La mercerie, située non loin de chez nous, s’appelle « Les Galeries de Neuilly ». Mais personne ne l’appelle ainsi : on dit simplement « chez Marcille ». Je trouve que c’est un nom qui sonne bien pour une mercerie.
Marcille, c’est le nom des propriétaires du magasin. Il faut croire que la mercerie est un commerce florissant pour faire vivre Monsieur et Madame Marcille, qui ont l’âge d’être mes grands-parents, et leurs deux filles dont l’une, veuve, élève seule ses trois filles.
C’est un magasin tout en longueur, aux murs tapissés d’une multitude de tiroirs en bois sombre. Des comptoirs vitrés laissent voir les cartes de boutons, les dentelles, les rubans. Tout au fond, c’est le domaine de la laine à tricoter. On ne l’éclaire que si une cliente veut en acheter.
C’est Mme Marcille qui s’occupe de moi, avec un sourire un peu attendri et plein de patience, comme la boulangère qui vend des bonbons à l’unité à la sortie de l’école. Elle me traite un peu comme sa petite-fille. Moi, j’aimerais mieux qu’elle me traite comme une dame.

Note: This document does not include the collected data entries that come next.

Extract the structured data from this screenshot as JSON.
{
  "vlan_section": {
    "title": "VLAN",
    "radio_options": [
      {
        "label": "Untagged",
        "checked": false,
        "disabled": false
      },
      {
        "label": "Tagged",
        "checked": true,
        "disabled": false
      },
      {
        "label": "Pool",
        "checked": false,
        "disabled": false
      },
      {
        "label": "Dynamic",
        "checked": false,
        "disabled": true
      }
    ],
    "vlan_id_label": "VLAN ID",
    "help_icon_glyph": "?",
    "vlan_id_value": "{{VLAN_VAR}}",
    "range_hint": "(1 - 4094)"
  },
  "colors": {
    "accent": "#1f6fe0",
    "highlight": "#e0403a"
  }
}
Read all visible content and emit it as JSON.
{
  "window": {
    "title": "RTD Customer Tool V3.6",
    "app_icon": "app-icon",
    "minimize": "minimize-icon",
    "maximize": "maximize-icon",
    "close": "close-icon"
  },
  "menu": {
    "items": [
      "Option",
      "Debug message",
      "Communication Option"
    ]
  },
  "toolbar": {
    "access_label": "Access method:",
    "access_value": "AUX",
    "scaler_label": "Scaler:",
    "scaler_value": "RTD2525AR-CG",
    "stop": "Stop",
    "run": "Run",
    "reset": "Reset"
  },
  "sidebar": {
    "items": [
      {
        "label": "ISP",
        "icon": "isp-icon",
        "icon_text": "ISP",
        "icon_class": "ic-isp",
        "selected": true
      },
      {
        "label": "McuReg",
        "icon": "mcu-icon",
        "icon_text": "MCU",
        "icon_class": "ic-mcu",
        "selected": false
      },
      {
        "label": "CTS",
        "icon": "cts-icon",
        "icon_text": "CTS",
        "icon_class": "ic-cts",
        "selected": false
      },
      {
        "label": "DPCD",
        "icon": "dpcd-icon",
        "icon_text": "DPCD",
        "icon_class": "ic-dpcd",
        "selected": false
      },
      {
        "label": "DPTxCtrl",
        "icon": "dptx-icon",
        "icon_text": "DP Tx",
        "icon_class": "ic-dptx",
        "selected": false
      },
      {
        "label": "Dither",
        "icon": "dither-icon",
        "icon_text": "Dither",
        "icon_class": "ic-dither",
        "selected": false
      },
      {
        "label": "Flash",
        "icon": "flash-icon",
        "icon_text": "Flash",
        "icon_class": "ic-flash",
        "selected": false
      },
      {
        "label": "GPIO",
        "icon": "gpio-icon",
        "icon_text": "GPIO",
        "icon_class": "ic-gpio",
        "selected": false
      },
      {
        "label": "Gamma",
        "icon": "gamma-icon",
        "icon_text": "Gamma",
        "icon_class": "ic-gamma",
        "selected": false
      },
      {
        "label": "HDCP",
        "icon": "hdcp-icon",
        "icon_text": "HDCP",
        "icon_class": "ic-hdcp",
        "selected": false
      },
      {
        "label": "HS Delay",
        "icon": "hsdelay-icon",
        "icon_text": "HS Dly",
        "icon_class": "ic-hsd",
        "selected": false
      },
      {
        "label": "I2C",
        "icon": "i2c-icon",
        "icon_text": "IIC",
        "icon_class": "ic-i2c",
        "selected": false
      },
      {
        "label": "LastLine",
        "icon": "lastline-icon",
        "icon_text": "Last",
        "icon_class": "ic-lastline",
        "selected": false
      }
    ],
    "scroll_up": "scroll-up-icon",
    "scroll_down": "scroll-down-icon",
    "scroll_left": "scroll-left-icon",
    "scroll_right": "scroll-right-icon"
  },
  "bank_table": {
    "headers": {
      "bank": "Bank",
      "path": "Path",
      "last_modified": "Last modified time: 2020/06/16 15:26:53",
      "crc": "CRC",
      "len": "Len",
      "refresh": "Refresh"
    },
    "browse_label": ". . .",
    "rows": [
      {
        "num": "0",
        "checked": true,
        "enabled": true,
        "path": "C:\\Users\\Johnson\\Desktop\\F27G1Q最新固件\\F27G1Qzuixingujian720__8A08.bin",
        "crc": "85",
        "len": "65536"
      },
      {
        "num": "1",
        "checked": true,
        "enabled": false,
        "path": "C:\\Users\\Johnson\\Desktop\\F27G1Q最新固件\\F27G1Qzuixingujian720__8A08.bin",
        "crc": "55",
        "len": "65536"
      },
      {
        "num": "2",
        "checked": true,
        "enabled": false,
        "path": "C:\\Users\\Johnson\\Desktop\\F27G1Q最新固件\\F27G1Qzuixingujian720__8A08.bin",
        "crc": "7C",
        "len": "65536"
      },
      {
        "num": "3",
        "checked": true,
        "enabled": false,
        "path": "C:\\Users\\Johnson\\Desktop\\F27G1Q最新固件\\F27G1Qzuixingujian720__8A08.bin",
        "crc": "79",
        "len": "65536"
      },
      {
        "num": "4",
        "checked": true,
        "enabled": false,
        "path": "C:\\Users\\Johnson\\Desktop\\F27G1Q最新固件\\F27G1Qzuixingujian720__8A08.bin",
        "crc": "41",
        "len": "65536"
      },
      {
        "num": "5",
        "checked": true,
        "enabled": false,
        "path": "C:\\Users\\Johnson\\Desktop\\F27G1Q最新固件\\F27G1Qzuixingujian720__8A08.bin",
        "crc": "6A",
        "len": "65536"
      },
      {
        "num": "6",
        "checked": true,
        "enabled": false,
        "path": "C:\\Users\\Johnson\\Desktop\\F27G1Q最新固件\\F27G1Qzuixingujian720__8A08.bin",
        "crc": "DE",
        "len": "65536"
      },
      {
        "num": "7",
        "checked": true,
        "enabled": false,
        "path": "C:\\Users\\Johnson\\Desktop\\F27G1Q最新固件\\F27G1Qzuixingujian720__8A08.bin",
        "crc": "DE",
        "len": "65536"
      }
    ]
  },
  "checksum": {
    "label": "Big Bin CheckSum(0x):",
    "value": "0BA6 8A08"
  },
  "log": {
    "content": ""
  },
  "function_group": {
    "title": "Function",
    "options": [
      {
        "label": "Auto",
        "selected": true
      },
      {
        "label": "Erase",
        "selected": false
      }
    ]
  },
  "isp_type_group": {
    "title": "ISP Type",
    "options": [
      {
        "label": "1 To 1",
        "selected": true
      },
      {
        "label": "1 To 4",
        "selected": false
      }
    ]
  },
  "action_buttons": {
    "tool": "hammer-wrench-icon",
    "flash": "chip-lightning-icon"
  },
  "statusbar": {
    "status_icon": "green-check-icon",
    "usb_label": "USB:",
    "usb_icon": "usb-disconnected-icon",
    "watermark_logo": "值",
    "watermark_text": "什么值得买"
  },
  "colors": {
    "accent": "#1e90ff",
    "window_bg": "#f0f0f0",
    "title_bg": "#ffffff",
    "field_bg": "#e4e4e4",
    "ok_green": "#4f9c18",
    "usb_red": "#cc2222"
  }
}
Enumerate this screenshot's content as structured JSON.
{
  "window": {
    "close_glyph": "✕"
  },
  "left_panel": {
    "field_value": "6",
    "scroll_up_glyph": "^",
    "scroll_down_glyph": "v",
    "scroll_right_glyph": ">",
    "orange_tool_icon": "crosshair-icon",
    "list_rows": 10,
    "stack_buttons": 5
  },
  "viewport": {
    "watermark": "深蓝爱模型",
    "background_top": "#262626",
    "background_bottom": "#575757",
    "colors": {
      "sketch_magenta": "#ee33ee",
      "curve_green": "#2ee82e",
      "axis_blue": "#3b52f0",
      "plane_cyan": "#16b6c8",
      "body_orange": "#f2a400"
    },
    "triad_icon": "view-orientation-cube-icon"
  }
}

J’ai 15 ans. L’une des petites-filles des Marcille est dans ma classe. Nous partageons le goût pour la couture, mais c’est à peu près tout.

J’ai 20 ans. Je suis étudiante et je fais moi-même mes robes. Cela me détend.
Je vais chez Marcille chercher du fil assorti au tissu que je viens d’acheter. M. et Mme Marcille ne sont plus là. C’est leurs filles et leurs petites-filles qui tiennent le magasin.
Toutes ont un don extraordinaire pour trouver la couleur parfaitement assortie.
Après un rapide coup d’œil sur l’échantillon de tissu, Melle Marcille se retourne vers ses tiroirs de bobines et en sort d’un geste décidé la bobine de la couleur qui convient. Parfois, j’ai envie de choisir moi-même, alors j’émets des doutes : peut-être un peu plus foncé ? peut-être un peu plus vif ? Mais quand elle sort les autres couleurs, je dois reconnaître que c’est elle qui avait raison.
Un jour, c’est mon ancienne camarade de classe (selon le terme de l’époque) qui est derrière le comptoir. Nous échangeons un petit sourire entendu, un peu gêné : nous n’avons pas grand-chose à nous dire.

Depuis, je me suis mariée, j’ai déménagé et je ne suis jamais retournée « aux Galeries de Neuilly ».
Je n’avais pas envie de voir comment le magasin s’était transformé. Sans doute les rangées de tiroirs avaient-elles disparu, remplacées par des présentoirs, en semi-self-service. Y avait-il encore un œil exercé pour trouver du premier coup la couleur de fil ou de bouton appropriée ?

Hier, j’ai vu que la mercerie a disparu, remplacée par une boutique de vêtements.